Чемодан, наверное, все же тяжелый. Я устал, пока взошел на гору, рубашка слегка прилипает к спине. Но ветер здесь заметно свежее, и я отказываюсь от соблазна отдохнуть в этом живописном месте. К тому же и ночь скрывает всю красоту, какая видна при дневном свете: овраг, по которому извивается ручей, сверкая на поворотах, как рыбий бок, далекие, тающие в сизой дымке нивы, березы, которые зимой степенно и разумно несут вверх снежные беремя, а летом сбегают вниз с распущенными волосами. Сейчас все это можно только вообразить, и если бы порою не доносилось приглушенное журчание воды, казалось бы, что крутой склон ведет в никуда. Я приближаюсь, и постепенно журчание становится все громче, ольха у ручья и наконец мостки через ручей приобретают определенные контуры. У меня под ногами охают доски, вода, черная как деготь, течет под мостом, опавшие листья на ее поверхности кажутся большими звездами на угольном небе. Я ставлю свою ношу, присаживаюсь на краешек чемодана, достаю папиросу и чиркаю спичкой. Свод ладоней накрывает живое трепетное пламя, и я, забыв закурить, все смотрю, как спичка постепенно обугливается, скрючивается, чернеет.
И гаснет…
Тогда я вынимаю из коробки и зажигаю новую, закуриваю. Сгорбившись на чемодане, бородатый, издали я, наверно, кажусь стариком, но тут же нет никого и некому на меня смотреть, вокруг — тихое дыхание ночи, бережно окутавшей темнотою все: сны людские и бдение, счастье и горе, страсти и смерть.
Затягиваюсь поглубже, и сразу привычно кружится голова. Не надо было курить. Швыряю папиросу за перила, внизу она с шипением гаснет.

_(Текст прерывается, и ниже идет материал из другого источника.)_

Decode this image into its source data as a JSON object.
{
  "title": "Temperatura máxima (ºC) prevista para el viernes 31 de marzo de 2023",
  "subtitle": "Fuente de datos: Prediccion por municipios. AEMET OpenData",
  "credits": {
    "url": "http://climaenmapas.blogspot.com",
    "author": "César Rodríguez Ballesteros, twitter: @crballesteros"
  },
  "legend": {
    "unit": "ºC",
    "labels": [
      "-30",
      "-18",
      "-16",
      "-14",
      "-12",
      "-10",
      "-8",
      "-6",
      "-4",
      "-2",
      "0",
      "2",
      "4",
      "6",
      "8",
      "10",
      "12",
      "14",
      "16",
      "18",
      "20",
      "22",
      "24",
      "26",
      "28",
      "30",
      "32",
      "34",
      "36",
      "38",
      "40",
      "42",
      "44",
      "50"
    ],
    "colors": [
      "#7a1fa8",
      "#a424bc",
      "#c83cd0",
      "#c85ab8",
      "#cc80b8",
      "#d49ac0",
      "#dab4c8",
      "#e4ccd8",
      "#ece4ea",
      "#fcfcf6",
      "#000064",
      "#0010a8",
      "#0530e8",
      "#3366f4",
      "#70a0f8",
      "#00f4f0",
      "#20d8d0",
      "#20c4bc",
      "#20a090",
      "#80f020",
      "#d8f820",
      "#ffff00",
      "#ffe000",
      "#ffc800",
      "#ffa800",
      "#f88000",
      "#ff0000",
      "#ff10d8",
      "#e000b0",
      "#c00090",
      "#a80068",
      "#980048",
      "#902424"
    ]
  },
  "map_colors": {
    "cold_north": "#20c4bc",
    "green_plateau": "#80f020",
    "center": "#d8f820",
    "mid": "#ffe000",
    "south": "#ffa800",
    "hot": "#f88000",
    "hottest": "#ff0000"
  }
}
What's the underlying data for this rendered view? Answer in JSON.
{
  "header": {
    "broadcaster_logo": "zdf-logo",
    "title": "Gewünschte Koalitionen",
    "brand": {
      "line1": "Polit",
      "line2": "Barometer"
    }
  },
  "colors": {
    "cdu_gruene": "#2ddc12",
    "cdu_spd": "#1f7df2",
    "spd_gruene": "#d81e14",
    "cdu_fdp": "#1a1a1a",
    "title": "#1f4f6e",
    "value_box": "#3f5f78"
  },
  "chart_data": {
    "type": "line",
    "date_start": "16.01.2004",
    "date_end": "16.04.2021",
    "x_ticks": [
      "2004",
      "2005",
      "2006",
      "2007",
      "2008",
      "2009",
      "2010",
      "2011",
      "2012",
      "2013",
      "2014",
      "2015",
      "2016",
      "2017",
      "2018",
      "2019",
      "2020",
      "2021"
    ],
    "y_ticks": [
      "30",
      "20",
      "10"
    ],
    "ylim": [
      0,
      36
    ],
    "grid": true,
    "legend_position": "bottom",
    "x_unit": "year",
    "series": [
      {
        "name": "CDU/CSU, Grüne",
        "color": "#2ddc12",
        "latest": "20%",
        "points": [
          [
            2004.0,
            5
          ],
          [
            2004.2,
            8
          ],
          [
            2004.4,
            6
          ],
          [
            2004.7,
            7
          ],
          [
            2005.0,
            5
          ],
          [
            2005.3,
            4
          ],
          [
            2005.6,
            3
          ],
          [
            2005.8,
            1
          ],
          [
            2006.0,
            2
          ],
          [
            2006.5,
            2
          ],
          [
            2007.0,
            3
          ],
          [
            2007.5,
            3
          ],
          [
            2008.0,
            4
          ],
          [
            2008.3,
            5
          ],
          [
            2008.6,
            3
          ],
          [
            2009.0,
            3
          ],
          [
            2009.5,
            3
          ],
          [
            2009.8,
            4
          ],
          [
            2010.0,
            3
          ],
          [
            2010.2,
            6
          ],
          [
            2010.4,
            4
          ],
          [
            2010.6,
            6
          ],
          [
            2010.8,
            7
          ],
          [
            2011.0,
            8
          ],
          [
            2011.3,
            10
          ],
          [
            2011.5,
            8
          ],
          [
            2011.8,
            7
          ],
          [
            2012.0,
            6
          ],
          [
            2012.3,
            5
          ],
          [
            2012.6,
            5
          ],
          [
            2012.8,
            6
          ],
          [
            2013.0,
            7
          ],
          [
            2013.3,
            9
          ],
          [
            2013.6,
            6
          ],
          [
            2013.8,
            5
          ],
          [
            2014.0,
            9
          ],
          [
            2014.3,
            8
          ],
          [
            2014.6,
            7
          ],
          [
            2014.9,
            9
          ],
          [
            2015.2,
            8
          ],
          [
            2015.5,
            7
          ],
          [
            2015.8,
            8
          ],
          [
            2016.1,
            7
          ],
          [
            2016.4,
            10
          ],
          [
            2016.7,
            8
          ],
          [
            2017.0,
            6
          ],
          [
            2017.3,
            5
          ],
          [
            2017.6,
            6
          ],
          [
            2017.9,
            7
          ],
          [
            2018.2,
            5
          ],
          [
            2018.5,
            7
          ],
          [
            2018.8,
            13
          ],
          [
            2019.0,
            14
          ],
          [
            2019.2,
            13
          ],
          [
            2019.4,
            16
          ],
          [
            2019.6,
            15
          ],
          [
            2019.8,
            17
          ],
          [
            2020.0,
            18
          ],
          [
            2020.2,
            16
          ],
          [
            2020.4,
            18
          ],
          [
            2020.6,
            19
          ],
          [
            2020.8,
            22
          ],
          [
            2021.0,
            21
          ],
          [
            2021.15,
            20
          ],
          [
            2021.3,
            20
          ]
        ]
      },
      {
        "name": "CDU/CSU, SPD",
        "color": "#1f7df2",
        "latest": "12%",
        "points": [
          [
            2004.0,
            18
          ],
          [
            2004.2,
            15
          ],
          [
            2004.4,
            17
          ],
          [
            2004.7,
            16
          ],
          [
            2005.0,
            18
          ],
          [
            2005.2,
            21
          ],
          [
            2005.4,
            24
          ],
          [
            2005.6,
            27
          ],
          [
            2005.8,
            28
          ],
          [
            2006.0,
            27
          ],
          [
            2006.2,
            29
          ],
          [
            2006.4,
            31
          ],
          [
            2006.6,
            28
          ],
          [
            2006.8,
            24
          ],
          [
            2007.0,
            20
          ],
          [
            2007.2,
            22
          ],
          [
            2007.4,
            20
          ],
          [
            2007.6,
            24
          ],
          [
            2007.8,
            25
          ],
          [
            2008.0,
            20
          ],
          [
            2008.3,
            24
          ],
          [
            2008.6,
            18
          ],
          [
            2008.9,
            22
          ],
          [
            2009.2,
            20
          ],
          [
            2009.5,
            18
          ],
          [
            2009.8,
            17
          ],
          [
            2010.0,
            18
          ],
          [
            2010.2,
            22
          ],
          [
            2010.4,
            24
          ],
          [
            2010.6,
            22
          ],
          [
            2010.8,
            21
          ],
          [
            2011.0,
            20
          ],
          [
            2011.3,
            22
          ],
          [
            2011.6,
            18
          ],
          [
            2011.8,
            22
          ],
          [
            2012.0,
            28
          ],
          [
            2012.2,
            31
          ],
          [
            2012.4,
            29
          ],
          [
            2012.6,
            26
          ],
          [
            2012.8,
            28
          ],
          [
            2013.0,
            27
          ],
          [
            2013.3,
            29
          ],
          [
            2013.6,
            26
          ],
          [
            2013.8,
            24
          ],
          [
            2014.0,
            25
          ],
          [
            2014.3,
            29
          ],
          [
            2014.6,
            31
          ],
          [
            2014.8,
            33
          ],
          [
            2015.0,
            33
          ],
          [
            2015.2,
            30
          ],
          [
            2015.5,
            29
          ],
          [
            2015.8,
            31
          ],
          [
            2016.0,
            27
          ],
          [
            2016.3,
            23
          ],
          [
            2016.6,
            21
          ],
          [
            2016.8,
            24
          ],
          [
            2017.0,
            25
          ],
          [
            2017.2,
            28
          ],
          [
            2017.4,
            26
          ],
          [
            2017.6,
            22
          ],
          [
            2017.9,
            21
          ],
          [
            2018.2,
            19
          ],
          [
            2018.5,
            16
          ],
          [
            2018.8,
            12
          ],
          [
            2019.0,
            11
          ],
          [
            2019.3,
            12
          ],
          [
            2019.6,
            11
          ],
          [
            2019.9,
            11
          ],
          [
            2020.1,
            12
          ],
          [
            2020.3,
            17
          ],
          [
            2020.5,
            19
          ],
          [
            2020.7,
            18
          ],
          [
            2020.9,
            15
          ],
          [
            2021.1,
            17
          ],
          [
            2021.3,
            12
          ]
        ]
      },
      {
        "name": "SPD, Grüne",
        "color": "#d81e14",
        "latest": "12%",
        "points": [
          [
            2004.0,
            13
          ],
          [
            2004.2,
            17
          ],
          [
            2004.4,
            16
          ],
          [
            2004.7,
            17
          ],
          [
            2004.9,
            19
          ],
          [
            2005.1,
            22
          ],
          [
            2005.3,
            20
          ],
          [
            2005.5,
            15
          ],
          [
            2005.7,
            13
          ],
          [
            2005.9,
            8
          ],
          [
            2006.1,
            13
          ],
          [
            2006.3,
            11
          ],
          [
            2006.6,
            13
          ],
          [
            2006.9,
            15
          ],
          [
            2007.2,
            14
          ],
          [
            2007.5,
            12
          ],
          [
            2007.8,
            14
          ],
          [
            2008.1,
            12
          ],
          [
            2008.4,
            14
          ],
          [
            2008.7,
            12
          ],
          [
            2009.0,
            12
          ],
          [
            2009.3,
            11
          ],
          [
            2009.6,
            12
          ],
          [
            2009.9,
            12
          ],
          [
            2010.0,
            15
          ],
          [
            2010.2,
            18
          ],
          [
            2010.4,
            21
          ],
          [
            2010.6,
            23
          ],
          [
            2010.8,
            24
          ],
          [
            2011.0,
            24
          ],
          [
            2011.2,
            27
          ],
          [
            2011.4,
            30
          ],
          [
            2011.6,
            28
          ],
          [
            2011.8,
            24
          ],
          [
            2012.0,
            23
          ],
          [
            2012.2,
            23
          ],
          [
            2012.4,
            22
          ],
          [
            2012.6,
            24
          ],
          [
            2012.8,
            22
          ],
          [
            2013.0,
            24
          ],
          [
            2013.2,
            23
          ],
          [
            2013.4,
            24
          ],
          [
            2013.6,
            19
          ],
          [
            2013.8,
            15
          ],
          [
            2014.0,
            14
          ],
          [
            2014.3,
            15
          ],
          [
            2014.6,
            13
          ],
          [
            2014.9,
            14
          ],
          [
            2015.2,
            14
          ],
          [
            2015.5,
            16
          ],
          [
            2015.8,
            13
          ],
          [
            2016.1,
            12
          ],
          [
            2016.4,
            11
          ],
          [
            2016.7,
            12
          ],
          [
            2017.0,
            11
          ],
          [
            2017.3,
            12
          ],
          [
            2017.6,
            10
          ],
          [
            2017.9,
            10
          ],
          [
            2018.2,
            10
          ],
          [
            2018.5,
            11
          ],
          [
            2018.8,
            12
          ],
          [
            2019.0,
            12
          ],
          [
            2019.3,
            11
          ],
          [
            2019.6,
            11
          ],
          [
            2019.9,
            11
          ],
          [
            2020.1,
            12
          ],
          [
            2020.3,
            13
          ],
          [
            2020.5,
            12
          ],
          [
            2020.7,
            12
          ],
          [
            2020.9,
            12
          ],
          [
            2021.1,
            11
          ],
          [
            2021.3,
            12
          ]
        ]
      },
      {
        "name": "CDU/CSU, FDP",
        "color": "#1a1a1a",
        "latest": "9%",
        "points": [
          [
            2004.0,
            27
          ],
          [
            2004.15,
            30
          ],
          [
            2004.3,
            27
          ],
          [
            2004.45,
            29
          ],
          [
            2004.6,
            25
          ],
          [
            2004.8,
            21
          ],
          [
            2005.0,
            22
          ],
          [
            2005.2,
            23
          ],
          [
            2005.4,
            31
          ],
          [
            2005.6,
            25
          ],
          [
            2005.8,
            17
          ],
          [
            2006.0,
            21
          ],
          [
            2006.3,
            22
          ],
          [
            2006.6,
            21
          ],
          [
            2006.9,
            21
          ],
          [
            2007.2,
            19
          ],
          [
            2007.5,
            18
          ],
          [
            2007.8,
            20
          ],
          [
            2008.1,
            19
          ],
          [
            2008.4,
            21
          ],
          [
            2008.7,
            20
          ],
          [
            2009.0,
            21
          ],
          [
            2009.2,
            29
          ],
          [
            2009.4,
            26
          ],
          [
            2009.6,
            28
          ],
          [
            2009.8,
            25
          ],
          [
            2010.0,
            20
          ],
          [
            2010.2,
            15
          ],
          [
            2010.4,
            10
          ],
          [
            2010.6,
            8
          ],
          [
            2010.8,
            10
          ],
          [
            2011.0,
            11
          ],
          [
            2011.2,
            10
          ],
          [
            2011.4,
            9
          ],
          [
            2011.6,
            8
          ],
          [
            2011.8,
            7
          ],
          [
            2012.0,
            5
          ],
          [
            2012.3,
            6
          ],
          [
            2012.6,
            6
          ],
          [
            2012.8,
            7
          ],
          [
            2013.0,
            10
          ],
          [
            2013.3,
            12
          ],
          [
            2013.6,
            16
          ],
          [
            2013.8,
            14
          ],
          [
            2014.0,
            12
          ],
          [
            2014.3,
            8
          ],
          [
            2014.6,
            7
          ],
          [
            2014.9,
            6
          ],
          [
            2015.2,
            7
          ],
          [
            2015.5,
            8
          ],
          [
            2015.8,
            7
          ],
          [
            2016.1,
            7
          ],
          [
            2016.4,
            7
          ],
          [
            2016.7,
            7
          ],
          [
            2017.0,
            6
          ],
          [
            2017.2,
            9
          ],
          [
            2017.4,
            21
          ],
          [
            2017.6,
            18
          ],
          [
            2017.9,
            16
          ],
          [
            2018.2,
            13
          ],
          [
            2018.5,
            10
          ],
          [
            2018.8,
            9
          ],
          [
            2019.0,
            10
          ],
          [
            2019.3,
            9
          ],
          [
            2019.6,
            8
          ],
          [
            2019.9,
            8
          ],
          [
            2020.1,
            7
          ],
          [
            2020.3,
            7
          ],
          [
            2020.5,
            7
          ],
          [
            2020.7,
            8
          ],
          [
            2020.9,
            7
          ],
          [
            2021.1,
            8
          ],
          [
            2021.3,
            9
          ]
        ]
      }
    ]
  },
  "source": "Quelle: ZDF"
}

Нигде ни огонька, облака медленно плывут грязными клочьями ваты, в ветвях шуршит кое-где одинокий сухой лист, и пока я сижу так, отдыхаю, один лист слетает на доски моста, а те, что давеча сверкали на воде как звезды, уже уплыли по течению и скрылись из виду, как уплывает и исчезает все — время и жизнь.
Грустно. Тускло и грустно.
Лучше бы ехать завтра, когда рассветет, автобусом через Цесис, но так и бывает — только потом увидишь, как оно лучше, а теперь остается только смириться с тем, что я сам выбрал, и не поддаваться топкой, как трясина, хандре… Помню, как я уезжал из дома в первый год студенческой жизни: в пути меня подобрал Варис, который вез в Цирули пустые бидоны, я взобрался наверх, в повозку, бидоны гудели, как большие колокола, дул совсем летний южный ветер — и вдруг мне захотелось петь. У меня нет ни голоса, ни музыкального слуха, и я всегда чувствую себя неловко, когда другие затягивают песню, но в тот день я пел. Ветер срывал с губ слова и неловкие шаткие звуки; сам я их не слышал — только трезвон бидонов да свист ветра…
Незначительные воспоминания, которые годами, точно галька, лежали на дне памяти, теперь порою поражают меня самого, неожиданно всплывая из мути забвения. Может быть, их поднимает со дна простая человеческая потребность найти в своей жизни хоть что-то совершенно чистое? Но с другой стороны, то, что еще несколько месяцев назад казалось столь важным, существенным, поблекло и утратило ценность, как листья на старом дубе в Вецсникерах: они еще держатся на ветвях древа моей жизни, но уже сухие, словно бы ненужные, словно их надо сбросить. Но и над всем хорошим, что хочется удержать, лежит синяя тень грусти.